Education

State will use reserves for promised $1,000 teacher bonus after budget funds fall short

The department estimates the funding that's been set aside for the bonuses will only cover about 80% of the potentially 100,000 teachers who likely qualify for the bonuses.
Posted 2022-01-03T21:59:21+00:00 - Updated 2022-01-03T22:07:36+00:00
Durham Public Schools is trying to get a handle on how many teachers will come back for in-person learning.

The North Carolina Department of Public Instruction will have to use a reserve fund to cover all of the $1,000 bonuses for teachers included in the new state budget.

DPI, in a memo to schools, estimates the federal COVID-19 stimulus funding that’s been set aside for the bonuses will only cover about 80% of the potentially 100,000 teachers who likely qualify for the bonuses.

In that memo, sent last week, department officials initially told schools they didn’t know how the shortfall would be resolved.

A department spokesman told WRAL News on Monday that a “reserve fund has been held to provide additional funds.” It’s not yet clear how much money is in that reserve fund or from where it would come.

The budget allocates $100 million of the state’s portion of federal coronavirus relief funds for the bonuses. DPI calculated how much funding would be allotted for the bonuses and how much would be needed, based on December payroll, just before the holidays, notifying schools of the shortage on Dec. 29.

“School business cannot provide any information as to whether the funding shortfalls will or will not be addressed and [public school units] should plan accordingly,” the department wrote to schools in the Dec. 29 message.

Schools must identify how many employees qualify for the bonuses and apply to the state to use the funds — the typical process for using COVID-19 stimulus funds.

The bonuses are meant for any teacher or instructional support personnel whose salary comes in part from state funds and who is employed as of Jan. 1, 2022. Because the funding is from COVID-19 stimulus funding, those employees must have also participated in at least one training, between March 12, 2020 and Jan. 1, 2022, on “the mitigation of COVID-19 in public schools, learning loss resulting from the COVID-19 pandemic, or virtual instruction needed because of the COVID-19 pandemic,” according to DPI.

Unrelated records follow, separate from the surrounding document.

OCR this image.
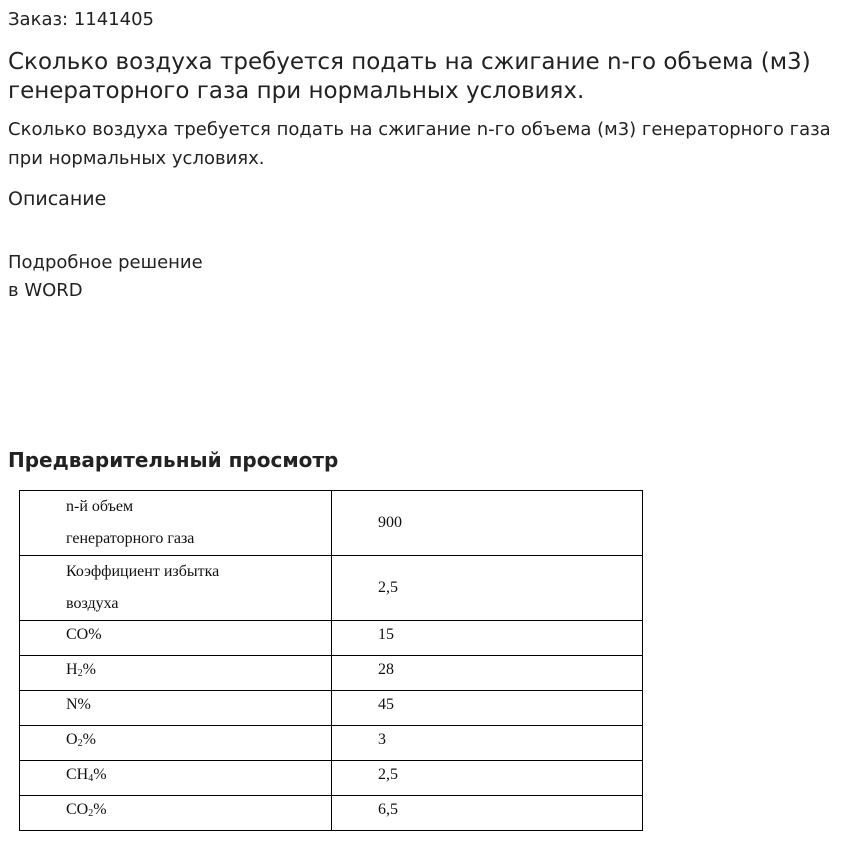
Заказ: 1141405
Сколько воздуха требуется подать на сжигание n-го объема (м3) генераторного газа при нормальных условиях.

Сколько воздуха требуется подать на сжигание n-го объема (м3) генераторного газа при нормальных условиях.

Описание
Подробное решение
в WORD
Предварительный просмотр
n-й объем
генераторного газа	900

Коэффициент избытка
воздуха	2,5
CO%	15
$H_2\%$	28
N%	45
$O_2\%$	3
$CH_4\%$	2,5
$CO_2\%$	6,5
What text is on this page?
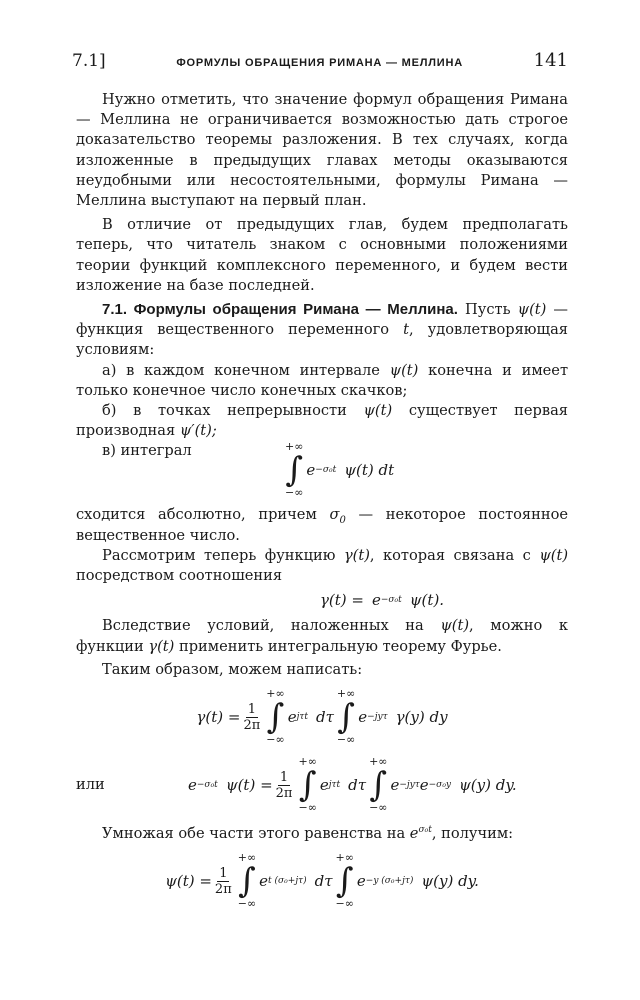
7.1]	ФОРМУЛЫ ОБРАЩЕНИЯ РИМАНА — МЕЛЛИНА	141

Нужно отметить, что значение формул обращения Римана — Меллина не ограничивается возможностью дать строгое доказательство теоремы разложения. В тех случаях, когда изложенные в предыдущих главах методы оказываются неудобными или несостоятельными, формулы Римана — Меллина выступают на первый план.

В отличие от предыдущих глав, будем предполагать теперь, что читатель знаком с основными положениями теории функций комплексного переменного, и будем вести изложение на базе последней.

7.1. Формулы обращения Римана — Меллина. Пусть ψ(t) — функция вещественного переменного t, удовлетворяющая условиям:

а) в каждом конечном интервале ψ(t) конечна и имеет только конечное число конечных скачков;

б) в точках непрерывности ψ(t) существует первая производная ψ′(t);

в) интеграл	+∞
∫
−∞
e −σ₀t ψ(t) dt

сходится абсолютно, причем $\sigma_0$ — некоторое постоянное вещественное число.

Рассмотрим теперь функцию γ(t), которая связана с ψ(t) посредством соотношения

γ(t) = e −σ₀t ψ(t).

Вследствие условий, наложенных на ψ(t), можно к функции γ(t) применить интегральную теорему Фурье.

Таким образом, можем написать:

$\gamma(t) = \frac{1}{2\pi}$
+∞
∫
−∞
e jτt dτ
+∞
∫
−∞
e −jyτ γ(y) dy
или	e −σ₀t $\psi(t) = \frac{1}{2\pi}$
+∞
∫
−∞
e jτt dτ
+∞
∫
−∞
e −jyτ e −σ₀y ψ(y) dy.

Умножая обе части этого равенства на $e^{\sigma_0t}$, получим:

$\psi(t) = \frac{1}{2\pi}$
+∞
∫
−∞
e t (σ₀+jτ) dτ
+∞
∫
−∞
e −y (σ₀+jτ) ψ(y) dy.
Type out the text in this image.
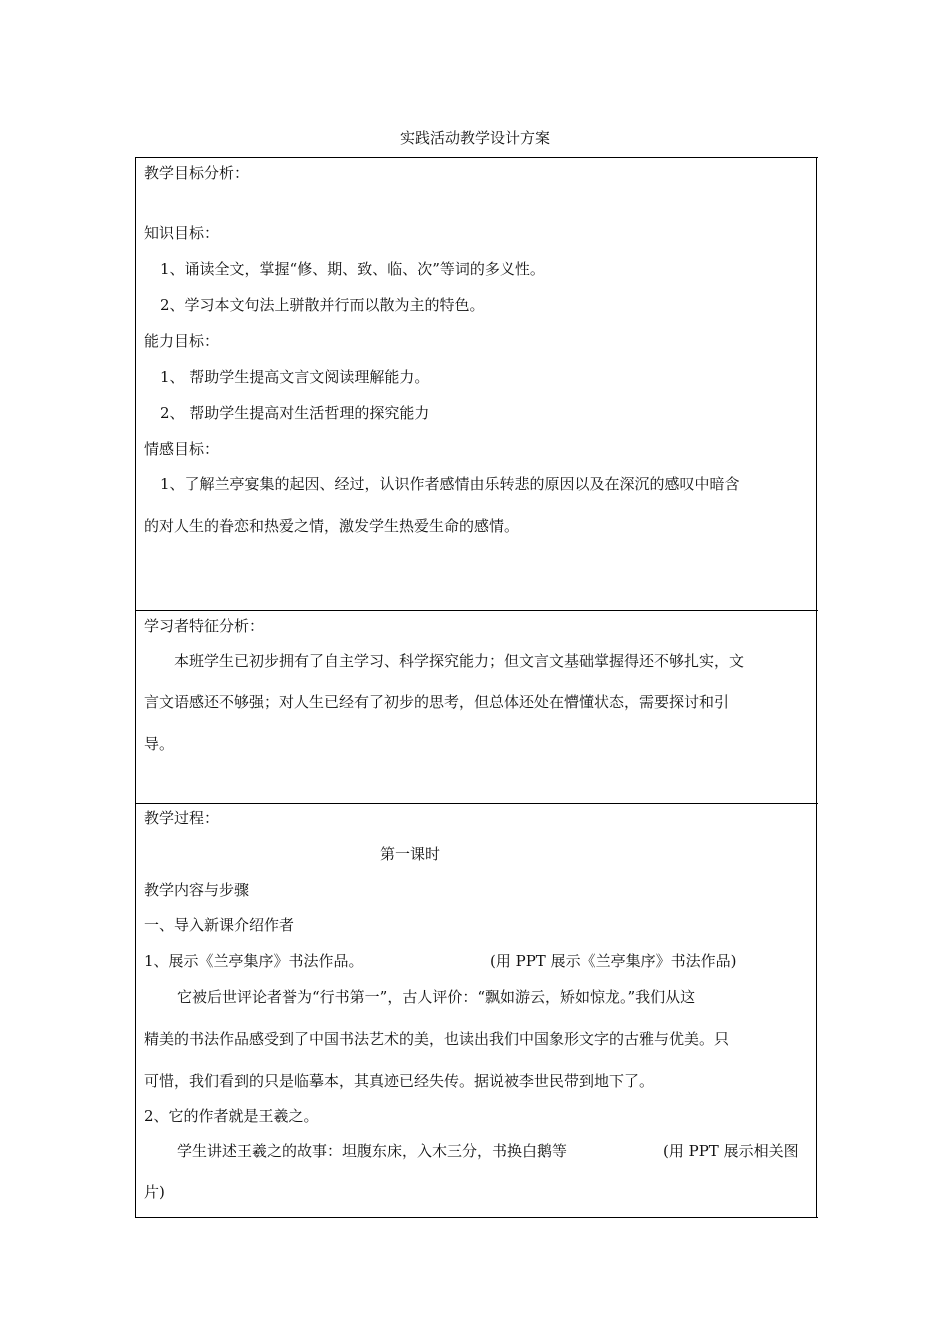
实践活动教学设计方案
教学目标分析：
知识目标：
1、诵读全文，掌握“修、期、致、临、次”等词的多义性。
2、学习本文句法上骈散并行而以散为主的特色。
能力目标：
1、 帮助学生提高文言文阅读理解能力。
2、 帮助学生提高对生活哲理的探究能力
情感目标：
1、了解兰亭宴集的起因、经过，认识作者感情由乐转悲的原因以及在深沉的感叹中暗含
的对人生的眷恋和热爱之情，激发学生热爱生命的感情。
学习者特征分析：
本班学生已初步拥有了自主学习、科学探究能力；但文言文基础掌握得还不够扎实，文
言文语感还不够强；对人生已经有了初步的思考，但总体还处在懵懂状态，需要探讨和引
导。
教学过程：
第一课时
教学内容与步骤
一、导入新课介绍作者
1、展示《兰亭集序》书法作品。	(用 PPT 展示《兰亭集序》书法作品)
它被后世评论者誉为“行书第一”，古人评价：“飘如游云，矫如惊龙。”我们从这
精美的书法作品感受到了中国书法艺术的美，也读出我们中国象形文字的古雅与优美。只
可惜，我们看到的只是临摹本，其真迹已经失传。据说被李世民带到地下了。
2、它的作者就是王羲之。
学生讲述王羲之的故事：坦腹东床，入木三分，书换白鹅等	(用 PPT 展示相关图
片)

The budget requires the bonuses by paid by Jan. 31.

The state funded about 82,000 full-time teachers during the 2020-21 school year, according to DPI data. It funded about 15,000 teacher assistants and several thousands more instructional support professionals, such as guidance counselors.

The budget for this year and next is the first passed by lawmakers and signed by Gov. Roy Cooper since 2018.

The budget includes other bonuses for teachers funded in other ways.

It provides $1,500 to any state employee — which includes most teachers — earning less than $75,000 annually. It also provides a $300 bonus for teachers whose salaries are paid by the state, paid for using re-purposed merit pay that can’t be distributed because of insufficient accountability data caused by COVID-19 learning disruptions.

The budget permits DPI to use any leftover stimulus funds as of March 15 to make up for any shortfall.

Leftover stimulus funds from local schools revert to the state if not used by their deadline. But the state has been urging schools to use their funds before those deadlines, and how much is leftover from the Dec. 31 spending deadline isn’t yet known.

According to DPI data, not much is left of the pandemic stimulus funds that needed to be spent by Dec. 31. Only about $5 million in pandemic stimulus funds remained unused as of Nov. 30 (about 1.6% of those funds). Other funds don’t expire until Sept. 30 of this year, 2023 and 2024, depending on the stimulus package they were in.